Children are to stand in a circle, as close together as possible, then turn to face right - their left arm should be in the centre of the circle. Get the children to move a step in so that they are physically body to body with the children in front - it has to be so for the exercise to work!!!
On three, all children should try to sit! They will find that the person behind will support them, therefore so will the person behind them and so on - weight is evenly distributed! They will be able to almost hover!!
See if your children can work as a team! (There is no 'I' in TEAM!)
Cat and Mouse
Choose two of the class to be cats, everyone else is a mouse and wears a tail (coloured band) in the back of their shorts.
The mice run around and the cats try to catch them by pulling the tails out. Make sure tails are showing before starting and ask cats to collect tails that they pull out so that no one slips on them.
Count the tails at the end and the cat with the most tails is the winner!
An alternative version has been suggested by Jenny Bull:
Cat and Mouse
Equipment needed - coloured bands or bibs
This can be played anywhere but a large space is better.
Choose 3 or 4 students from the class to be the catchers or the 'cats' and send them to the end of the hall/ playground to 'sleep'. Give each of the remaining students coloured band or bib to tuck into the back of their shorts (to be their mouse tails). Shout 'wake up cats'. They then chase the mice and try to catch their tails. The cats have to catch as many tails as they can until they are all gone. When a mouse loses their tail they have to sit down.

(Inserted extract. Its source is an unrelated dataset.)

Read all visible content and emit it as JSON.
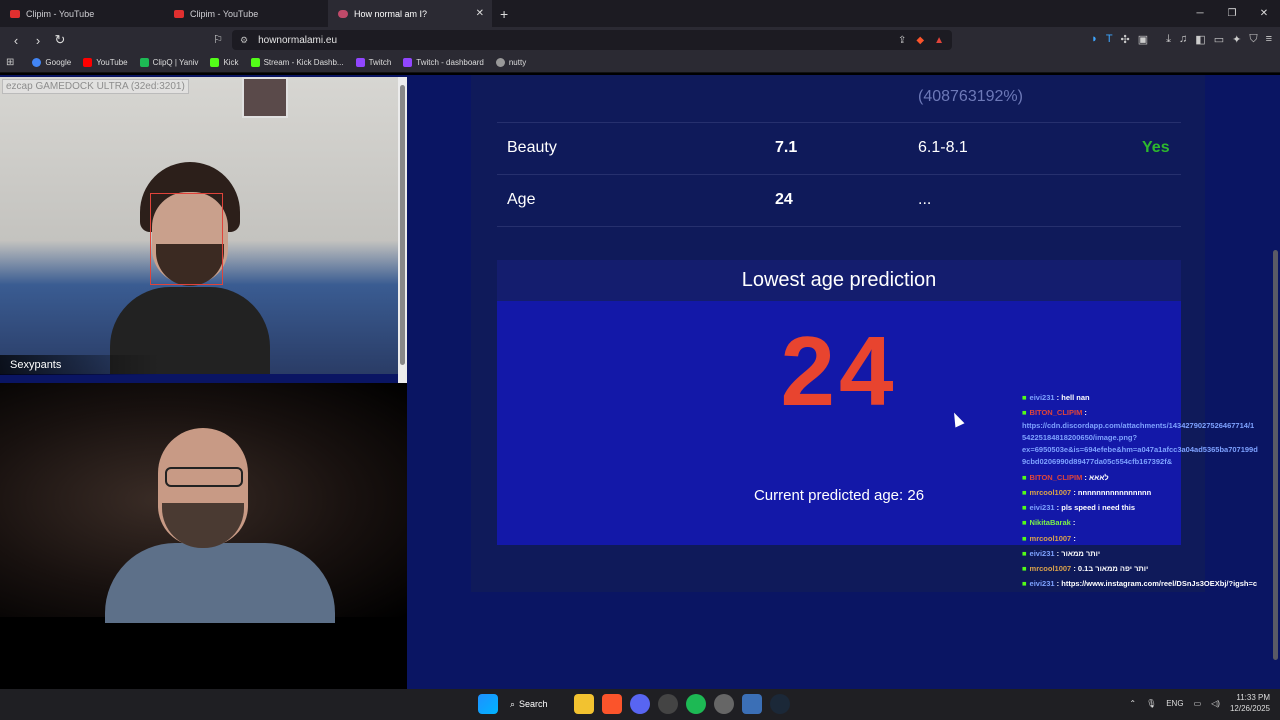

- Reduce or increase the number of mice.
- Allow all of the students to be cats and mice at the same time. They all have to chase each other and catch as many tails as they can. If they lose their tail they can still continue to catch other tails. The winner is the one with the most tails. This means that all students are active throughout the activity.
Sharks and Fish
Organise the children into pairs. One child is the shark, the other is the fish.
The fish follows the shark around and must imitate everything the shark does.
The teacher can shout out ideas such as 'swim' backwards, move slowly, rest on the floor etc.
Can you think of any other commands? Let us know in the comments...
This is a team game, which is great fun. My class ask to play it each week and never get tired of this fun game based on tag.
Split the class in half. Those who are 'on / it' have to tag others. When tagged, the child becomes a toilet! They have to kneel on one knee, arm up for the flush and other knee (foot on floor) flat for the toilet seat.
To be released, someone from your team has to go to the loo on you and flush your chain. No one can tag you whilst you're on the loo. Swap over after 10 minutes.
A funny, physical and thoroughly enjoyable game. A colleague passed this one to me but I have adapted it to suit my class of Y2 children.
Here is a variation, contributed by Maggie:
"We call this 'Flush the Loo'. Children are running around with 3-4 children who are 'on / it'. When they're caught they stand in one spot with their arm out and can't move until someone else flushes the loo. It's a fast pace than the other version and very good especially for 'active' boys. It's good to blow the whistle after 30 seconds and pick new people to be on. Also important to point out how to flush properly as they tend to bang down on each others' arm while they are running - a penalty is a time out for that one game. This has worked very well in my class and they love it."